Thurmond was elected nine times to the U.S. Senate to represent South Carolina. While he was not known for any major legislative achievements, he blazed the trail for how to get elected by offering constituent services, Thompson said.
It’s a road that Sen. Lindsay Graham, who took over Thurmond’s seat in 2003, followed, especially early on, Thompson said.
“I think Lindsay Graham in the beginning of his career modeled himself on Thurmond’s constituent service record,” Thompson said. “He did things for people. He helped people.
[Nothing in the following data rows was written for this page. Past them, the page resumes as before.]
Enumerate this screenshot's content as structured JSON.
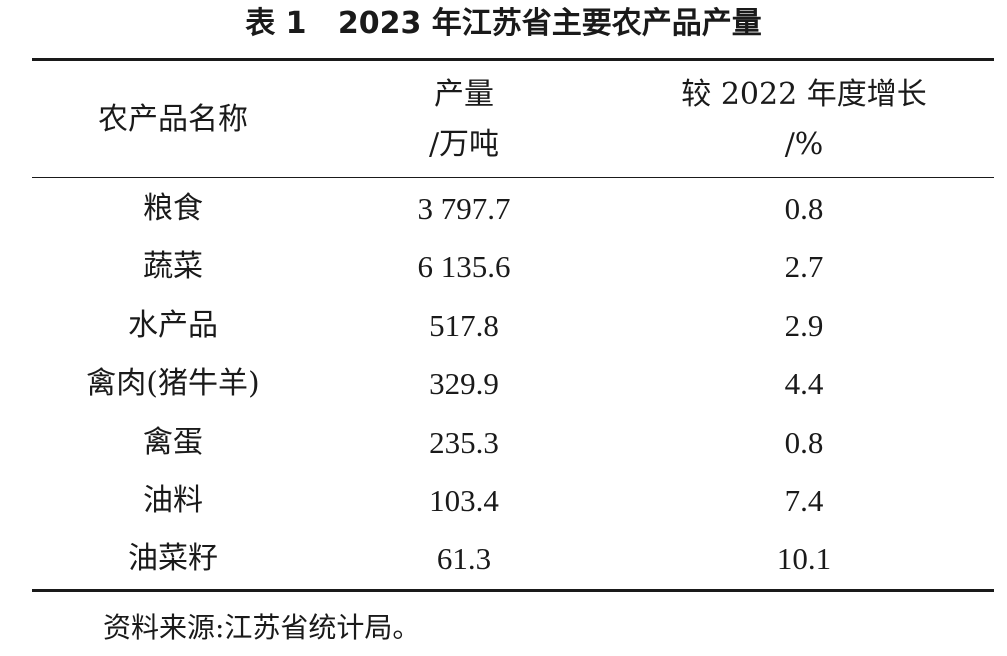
{
  "table": {
    "caption": "表 1   2023 年江苏省主要农产品产量",
    "headers": {
      "name": [
        "农产品名称"
      ],
      "quantity": [
        "产量",
        "/万吨"
      ],
      "growth": [
        "较 2022 年度增长",
        "/%"
      ]
    },
    "rows": [
      {
        "name": "粮食",
        "quantity": "3 797.7",
        "growth": "0.8"
      },
      {
        "name": "蔬菜",
        "quantity": "6 135.6",
        "growth": "2.7"
      },
      {
        "name": "水产品",
        "quantity": "517.8",
        "growth": "2.9"
      },
      {
        "name": "禽肉(猪牛羊)",
        "quantity": "329.9",
        "growth": "4.4"
      },
      {
        "name": "禽蛋",
        "quantity": "235.3",
        "growth": "0.8"
      },
      {
        "name": "油料",
        "quantity": "103.4",
        "growth": "7.4"
      },
      {
        "name": "油菜籽",
        "quantity": "61.3",
        "growth": "10.1"
      }
    ],
    "source": "资料来源:江苏省统计局。"
  }
}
He went to the small towns of S.C. and met with constituents about every routine issue about every little item that might require federal intervention and he delivered.”
While Graham and Thurmond are very different people — Thurmond was loud and fiery and Graham is more “even handed” — some of the racial allegations that haunted Thurmond also have popped up recently with Graham, Thompson said.
A recent allegation against Graham’s campaign was that it altered a photo of Graham opponent Jamie Harrison to darken the color of his skin, according to CNN.
Graham’s campaign callled the controversy “fake.”
“The artistic effect used, the same one the Harrison campaign used multiple times this month in their own graphics and that our campaign used on Senator Graham just two days earlier, is a non-story,” Graham’s campaign said in a statement sent to McClatchy News in July.
The altered photo of Harrison “really harkens back to the era of Thurmond, some of his earlier races, some of the political advice he would get from advisers who were urging him to stir the pot on racial issues,” Thompson said, citing the recent controversy.
Thompson and Bass co-authored two books about Thurmond. The first, published in 1998, is “Ol’ Strom, An unauthorized biography of Strom Thurmond.”. The second, published in 2005, is “Strom: The complicated personal and political life of Strom Thurmond.”
Thompson is a Pulitzer Prize winning reporter who is perhaps best known locally for breaking the story of Thurmond’s secret, biracial child, Essie Mae Washington, in 2003.
When Thompson first discovered that Thurmond had a biracial daughter, she saw it as the “ultimate hypocrisy,” but Washington didn’t see it that way, Thompson said.
“She, first of all, was an extremely kind and generous woman, who saw Thurmond as a father who just for whatever reason could not publicly acknowledge her,” Thompson said. “There was very little bitterness toward him and how she was treated. So it’s a really complex and interesting human dynamic.”